Longitudinal and Lateral Stability and Control Characteristics of Various Combinations of the Component Parts of Two Canard Airplane Configurations at Mach Numbers of 1.41 and 2.01

An investigation has been conducted in the Langley 4- by 4-foot supersonic pressure tunnel to determine the aerodynamic characteristics in pitch and sideslip of a generalized canard airplane model. Two wings of equal area but differing in plan form were investigated. The model was equipped with a trapezoidal canard surface with an area 12 percent of the wing area, a low-aspect-ratio vertical tail, and twin ventral fins. The interference effects of the canard wake on the wing result in little or no gain in the total lift at a Mach number of 1.41 but at a Mach number of 2.01 a substantial portion of the canard lift is retained with a resultant increase in total lift.
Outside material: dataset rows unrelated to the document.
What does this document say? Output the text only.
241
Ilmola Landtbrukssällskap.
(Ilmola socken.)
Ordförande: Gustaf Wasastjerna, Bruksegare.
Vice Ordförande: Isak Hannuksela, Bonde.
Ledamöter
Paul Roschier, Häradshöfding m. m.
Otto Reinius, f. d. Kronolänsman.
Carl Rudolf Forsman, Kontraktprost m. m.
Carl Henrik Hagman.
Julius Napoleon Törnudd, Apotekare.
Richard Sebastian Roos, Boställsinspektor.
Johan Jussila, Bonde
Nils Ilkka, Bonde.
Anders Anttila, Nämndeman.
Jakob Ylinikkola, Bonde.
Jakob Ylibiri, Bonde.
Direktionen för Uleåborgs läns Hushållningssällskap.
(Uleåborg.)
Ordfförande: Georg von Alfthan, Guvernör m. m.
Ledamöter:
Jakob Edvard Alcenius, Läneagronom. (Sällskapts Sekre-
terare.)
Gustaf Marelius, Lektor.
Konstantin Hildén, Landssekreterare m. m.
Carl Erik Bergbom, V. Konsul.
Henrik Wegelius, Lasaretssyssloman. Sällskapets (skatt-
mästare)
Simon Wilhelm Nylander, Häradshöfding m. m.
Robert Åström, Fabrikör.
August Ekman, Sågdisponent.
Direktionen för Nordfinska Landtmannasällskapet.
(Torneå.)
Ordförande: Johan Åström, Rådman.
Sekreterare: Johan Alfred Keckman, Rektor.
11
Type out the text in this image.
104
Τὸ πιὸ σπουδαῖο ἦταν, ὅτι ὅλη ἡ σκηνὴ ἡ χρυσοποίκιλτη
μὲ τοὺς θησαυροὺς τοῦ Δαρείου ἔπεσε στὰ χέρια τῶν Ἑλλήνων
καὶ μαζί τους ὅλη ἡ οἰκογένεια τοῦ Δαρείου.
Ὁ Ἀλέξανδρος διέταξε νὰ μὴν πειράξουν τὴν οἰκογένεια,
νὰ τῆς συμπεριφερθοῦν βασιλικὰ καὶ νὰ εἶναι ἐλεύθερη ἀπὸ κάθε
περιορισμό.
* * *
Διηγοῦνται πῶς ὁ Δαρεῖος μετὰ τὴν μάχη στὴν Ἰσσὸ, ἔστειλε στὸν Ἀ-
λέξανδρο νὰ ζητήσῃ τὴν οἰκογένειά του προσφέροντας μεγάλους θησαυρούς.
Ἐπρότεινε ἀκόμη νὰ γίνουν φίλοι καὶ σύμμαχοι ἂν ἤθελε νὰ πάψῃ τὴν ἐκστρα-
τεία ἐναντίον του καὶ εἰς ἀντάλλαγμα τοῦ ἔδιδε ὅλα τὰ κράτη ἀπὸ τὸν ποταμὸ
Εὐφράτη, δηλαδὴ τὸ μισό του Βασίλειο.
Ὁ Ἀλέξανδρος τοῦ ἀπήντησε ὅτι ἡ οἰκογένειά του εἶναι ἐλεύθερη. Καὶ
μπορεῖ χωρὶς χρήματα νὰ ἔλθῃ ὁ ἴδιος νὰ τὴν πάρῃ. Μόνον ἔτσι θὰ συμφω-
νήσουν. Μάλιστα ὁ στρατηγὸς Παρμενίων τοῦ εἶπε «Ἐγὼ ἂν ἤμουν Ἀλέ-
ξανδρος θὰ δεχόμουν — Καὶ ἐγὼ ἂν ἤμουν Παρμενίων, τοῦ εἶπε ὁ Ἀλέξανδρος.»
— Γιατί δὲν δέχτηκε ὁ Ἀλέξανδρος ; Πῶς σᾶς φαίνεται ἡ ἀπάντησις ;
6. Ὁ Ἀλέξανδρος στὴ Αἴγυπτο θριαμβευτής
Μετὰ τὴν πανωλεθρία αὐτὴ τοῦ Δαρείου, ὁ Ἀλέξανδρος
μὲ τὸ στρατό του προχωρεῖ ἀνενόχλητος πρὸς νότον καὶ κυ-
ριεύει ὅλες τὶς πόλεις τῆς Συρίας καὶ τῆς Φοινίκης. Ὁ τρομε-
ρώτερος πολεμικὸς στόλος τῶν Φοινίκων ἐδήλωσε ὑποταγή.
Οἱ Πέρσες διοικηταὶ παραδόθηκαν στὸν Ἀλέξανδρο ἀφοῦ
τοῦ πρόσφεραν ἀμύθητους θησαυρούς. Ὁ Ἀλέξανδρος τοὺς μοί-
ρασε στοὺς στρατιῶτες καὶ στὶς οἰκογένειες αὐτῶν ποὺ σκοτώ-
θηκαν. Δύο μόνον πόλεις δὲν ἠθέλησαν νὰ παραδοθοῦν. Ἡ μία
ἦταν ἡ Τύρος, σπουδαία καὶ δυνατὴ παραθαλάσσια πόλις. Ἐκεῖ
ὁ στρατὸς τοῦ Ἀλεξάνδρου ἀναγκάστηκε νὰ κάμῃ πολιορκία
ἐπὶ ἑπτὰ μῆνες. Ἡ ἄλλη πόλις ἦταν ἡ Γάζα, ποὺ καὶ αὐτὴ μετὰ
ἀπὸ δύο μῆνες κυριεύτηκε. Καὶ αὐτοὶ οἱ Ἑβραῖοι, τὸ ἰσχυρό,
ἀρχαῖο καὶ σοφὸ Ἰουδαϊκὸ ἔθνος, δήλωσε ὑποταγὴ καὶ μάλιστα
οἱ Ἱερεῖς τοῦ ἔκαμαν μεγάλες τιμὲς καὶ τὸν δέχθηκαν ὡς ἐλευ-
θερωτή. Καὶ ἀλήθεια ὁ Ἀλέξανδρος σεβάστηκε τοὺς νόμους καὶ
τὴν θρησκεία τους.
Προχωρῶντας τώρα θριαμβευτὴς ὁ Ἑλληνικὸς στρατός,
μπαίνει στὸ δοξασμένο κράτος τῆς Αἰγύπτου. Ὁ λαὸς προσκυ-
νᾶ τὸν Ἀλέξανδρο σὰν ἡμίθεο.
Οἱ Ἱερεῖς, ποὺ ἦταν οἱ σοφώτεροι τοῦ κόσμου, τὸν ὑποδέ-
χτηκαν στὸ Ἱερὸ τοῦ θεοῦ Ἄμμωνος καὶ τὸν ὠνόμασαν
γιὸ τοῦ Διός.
Because these interference effects of the canard wake appear to be concentrated near the leading edge of the wing, the proper location of the wing leading edge with respect to the center of moments may result in a substantial increase in the moment increment provided by a canard surface even though the total lift provided by the canard is small. For these configurations the trapezoidal wing retained the most lift and had the largest favorable moment increment produced by the canards. The canard configurations have the same characteristic decrease in directional-stability with angle of attack as most conventional high-fineness-ratio supersonic configurations. Although the presence of the canard surface caused a small increase in the directional stability at a Mach number of 1.41 for the delta-wing configuration, the presence of the canards resulted in small decreases in the directional-stability level at a Mach number of 2.01 for both wing configurations. A canard deflection of 15 deg provides an increase in the positive effective dihedral approximately as large as that provided by the presence of the vertical tail. This effect of canard deflection might complicate the lateral-control problem in the case of a rolling pull-up maneuver.